LOSE YOUR MIND

 

We know feeling alone and having no-one to talk to SUCKS.

 

LOSE YOUR MIND aims to reduce the stigma of mental illness by giving everyone an insight into what it might be like.  

 

We KNOW that those who experience LOSE YOUR MIND have increased empathy and insight and many find it easier to be vulnerable, LISTEN to those who are struggling and have difficult conversations.

Who is Leanne?

Leanne Butterworth is a mother of two, Rowan (8) and Zara (7), has a degree in Applied Science and a Graduate Certificate in Business (Nonprofit and Philanthropy Studies).  She is a George Alexander Foundation Scholar, won the 2018 QUT Entrepreneurship UberCamp award and was invited to showcase LOSE YOUR MIND to His Royal Highness, Prince Andrew, the Duke of York.   She is also a member of the 10th Impact Academy Social Enterprise Accelerator.

LOSE YOUR MIND was borne of a place of disconnection.  Leanne suffered from postnatal depression in her late thirties and felt she had nobody who truly understood what she was going through, feeling and thinking.  She felt isolated and alone.   Most people think they know what mental illness IS, but Leanne decided to give people the experience of what mental illness is LIKE.

Using 360 degree video in VR Gear, LOSE YOUR MIND aims to simulate the experience of a young person having a psychotic episode in a respectful, meaningful, emotionally engaging and interesting way.  

LOSE YOUR MIND is a social enterprise that partners with organisations to provide mental health literacy training to staff, parents and volunteers.  Designed by Dr Jennifer WIlson, mental health literacy workshops can be tailored to suit your school, organisation or community.

Learning outcomes are:

  1. To recognise the importance of empathy in fuelling connection with their coworkers, friends and families as well as reducing the stigma of mental illness.

  2. To develop personal insight into their own need to be heard and for human connection.

  3. To gain a greater understanding of the issues faced by those struggling with their mental health.

  4. To learn to listen with love and kindness and without judgment.

 

To seek help, someone struggling with their mental health needs to talk and to talk they need to feel safe to share their truth.

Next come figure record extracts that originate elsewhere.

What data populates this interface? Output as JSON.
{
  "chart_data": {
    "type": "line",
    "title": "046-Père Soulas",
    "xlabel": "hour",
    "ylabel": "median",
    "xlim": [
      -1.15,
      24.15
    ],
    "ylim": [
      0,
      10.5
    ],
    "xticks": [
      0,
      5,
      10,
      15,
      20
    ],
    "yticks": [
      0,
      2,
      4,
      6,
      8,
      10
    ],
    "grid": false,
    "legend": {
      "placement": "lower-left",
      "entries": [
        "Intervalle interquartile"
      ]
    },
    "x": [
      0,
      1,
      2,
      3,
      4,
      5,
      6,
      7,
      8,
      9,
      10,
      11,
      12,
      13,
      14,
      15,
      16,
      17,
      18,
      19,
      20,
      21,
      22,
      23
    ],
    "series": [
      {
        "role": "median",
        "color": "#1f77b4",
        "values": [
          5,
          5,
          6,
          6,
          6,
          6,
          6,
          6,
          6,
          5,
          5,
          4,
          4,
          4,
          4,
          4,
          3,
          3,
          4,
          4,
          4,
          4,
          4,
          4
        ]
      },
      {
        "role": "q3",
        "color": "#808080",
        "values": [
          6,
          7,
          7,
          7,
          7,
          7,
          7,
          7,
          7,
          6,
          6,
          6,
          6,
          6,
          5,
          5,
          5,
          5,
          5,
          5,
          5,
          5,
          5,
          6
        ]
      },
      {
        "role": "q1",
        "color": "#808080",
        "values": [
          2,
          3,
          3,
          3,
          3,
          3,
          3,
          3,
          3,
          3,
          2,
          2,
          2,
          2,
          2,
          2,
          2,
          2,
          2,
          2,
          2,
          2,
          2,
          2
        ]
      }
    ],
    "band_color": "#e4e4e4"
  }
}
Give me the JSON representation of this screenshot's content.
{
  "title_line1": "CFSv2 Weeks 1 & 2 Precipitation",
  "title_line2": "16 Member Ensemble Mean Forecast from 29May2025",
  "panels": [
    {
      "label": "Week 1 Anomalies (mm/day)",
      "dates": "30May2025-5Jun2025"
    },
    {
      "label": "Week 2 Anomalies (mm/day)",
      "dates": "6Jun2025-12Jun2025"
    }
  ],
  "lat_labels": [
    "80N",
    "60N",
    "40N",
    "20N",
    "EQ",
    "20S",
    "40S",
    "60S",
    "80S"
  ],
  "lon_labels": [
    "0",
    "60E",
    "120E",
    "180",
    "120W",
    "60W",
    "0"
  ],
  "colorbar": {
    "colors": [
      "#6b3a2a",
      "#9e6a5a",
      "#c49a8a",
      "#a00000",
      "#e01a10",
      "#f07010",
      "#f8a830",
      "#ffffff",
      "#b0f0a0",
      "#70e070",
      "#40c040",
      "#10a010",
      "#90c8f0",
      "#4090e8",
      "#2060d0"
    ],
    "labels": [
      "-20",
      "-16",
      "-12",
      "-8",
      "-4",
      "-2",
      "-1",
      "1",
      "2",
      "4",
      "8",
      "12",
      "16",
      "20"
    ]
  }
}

By equipping  schools, workplaces and communities with greater empathy, understanding and compassion, we create safe spaces for open communication and connection.

 

Click here for an information sheet on Psychosis

 

 

 

Dr Jennifer Wilson

B Psych (Hons), PhD (Clin Psych) MAPS

 

Dr Jennifer Wilson is a

Brisbane-based clinical

psychologist working in

private practice. Her doctoral

thesis examined the

development of children's thinking and reasoning skills. Jennifer works with people having difficulty with a broad range of mental health and life challenges but has special interests in working with couples, and in helping people experiencing psychosis to understand and cope with their experiences. Jennifer also maintains an active interest in applied and academic research, including the translation of evidence-based treatments for psychosis to existing mental health services.